The Air Accidents Investigation Branch (AAIB) pinpointed a catastrophic failure of the gearbox in its examination of the crash.

Sheriff Principal Derek Pyle acknowledged that the exact cause of the gearbox failure which led to the crash could not be fully determined.

He concluded that on the balance of probabilities the spalling - the fracturing of metal - in the gearbox was the probable cause of the accident.

A six-week hearing into the crash was held in Aberdeen earlier this year.

It heard evidence from the helicopter operator Bond Offshore Helicopters and manufacturer Eurocopter, as well as crash investigators.

Not 'survivable'

Senior AAIB operations investigator Timothy Atkinson told the fatal accident inquiry that the gearbox failure meant there was nothing the crew could do - and the crash was "not survivable".
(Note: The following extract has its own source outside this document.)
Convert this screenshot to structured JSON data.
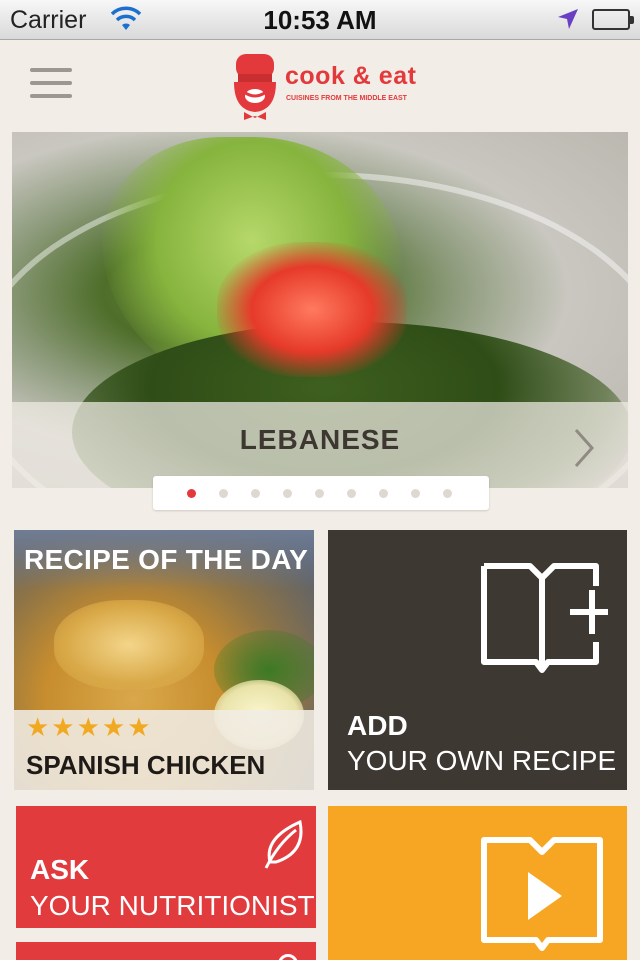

Eight of the victims came from the north east of Scotland, seven from the rest of the UK, and one from Latvia.

The two crew who died were Capt Paul Burnham, 31, of Methlick, Aberdeenshire, and co-pilot Richard Menzies, 24, of Droitwich Spa, who worked for Bond Offshore Helicopters.

The KCA Deutag employees killed were Brian Barkley, 30, of Aberdeen; Vernon Elrick, 41, of Aberdeen; Leslie Taylor, 41, of Kintore, Aberdeenshire; Nairn Ferrier, 40, of Dundee; Gareth Hughes, 53, of Angus; David Rae, 63, of Dumfries; Raymond Doyle, 57, of Cumbernauld; James John Edwards, 33, of Liverpool; Nolan Goble, 34, of Norwich, and Mihails Zuravskis, 39, of Latvia.
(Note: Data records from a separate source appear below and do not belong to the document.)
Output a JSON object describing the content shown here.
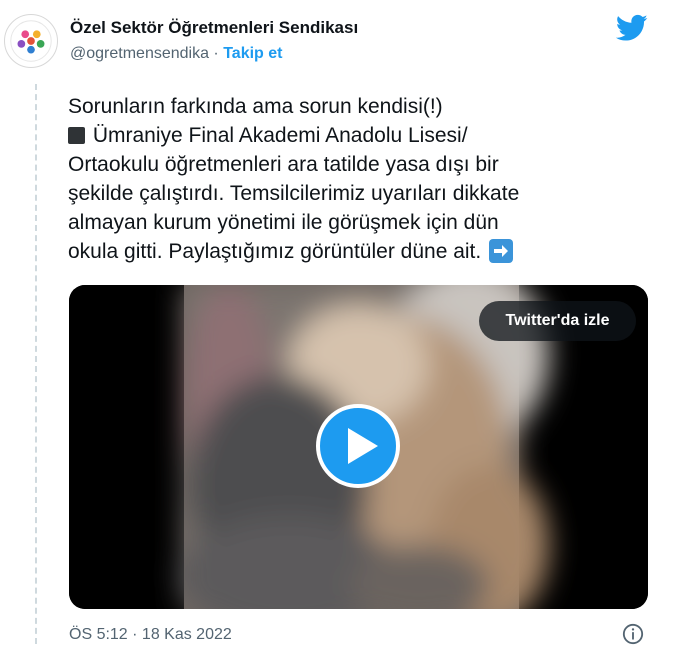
{
  "profile": {
    "display_name": "Özel Sektör Öğretmenleri Sendikası",
    "handle": "@ogretmensendika",
    "separator": " · ",
    "follow_label": "Takip et",
    "avatar_icon": "union-logo-icon"
  },
  "tweet": {
    "line1": "Sorunların farkında ama sorun kendisi(!)",
    "line2": "Ümraniye Final Akademi Anadolu Lisesi/",
    "body": "Ortaokulu öğretmenleri ara tatilde yasa dışı bir\nşekilde çalıştırdı. Temsilcilerimiz uyarıları dikkate\nalmayan kurum yönetimi ile görüşmek için dün\nokula gitti. Paylaştığımız görüntüler düne ait.",
    "bullet_icon": "black-square-icon",
    "arrow_icon": "right-arrow-icon"
  },
  "video": {
    "watch_label": "Twitter'da izle",
    "play_icon": "play-icon"
  },
  "footer": {
    "timestamp": "ÖS 5:12 · 18 Kas 2022",
    "info_icon": "info-icon"
  },
  "colors": {
    "accent": "#1d9bf0",
    "text": "#0f1419",
    "muted": "#536471"
  }
}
The other victims were James Costello, 24, of Aberdeen, who was contracted to Production Services Network (PSN); Alex Dallas, 62, of Aberdeen, who worked for Sparrows Offshore Services; Warren Mitchell, 38, of Oldmeldrum, Aberdeenshire, who worked for Weatherford UK; and Stuart Wood, 27, of Aberdeen, who worked for Expro North Sea Ltd.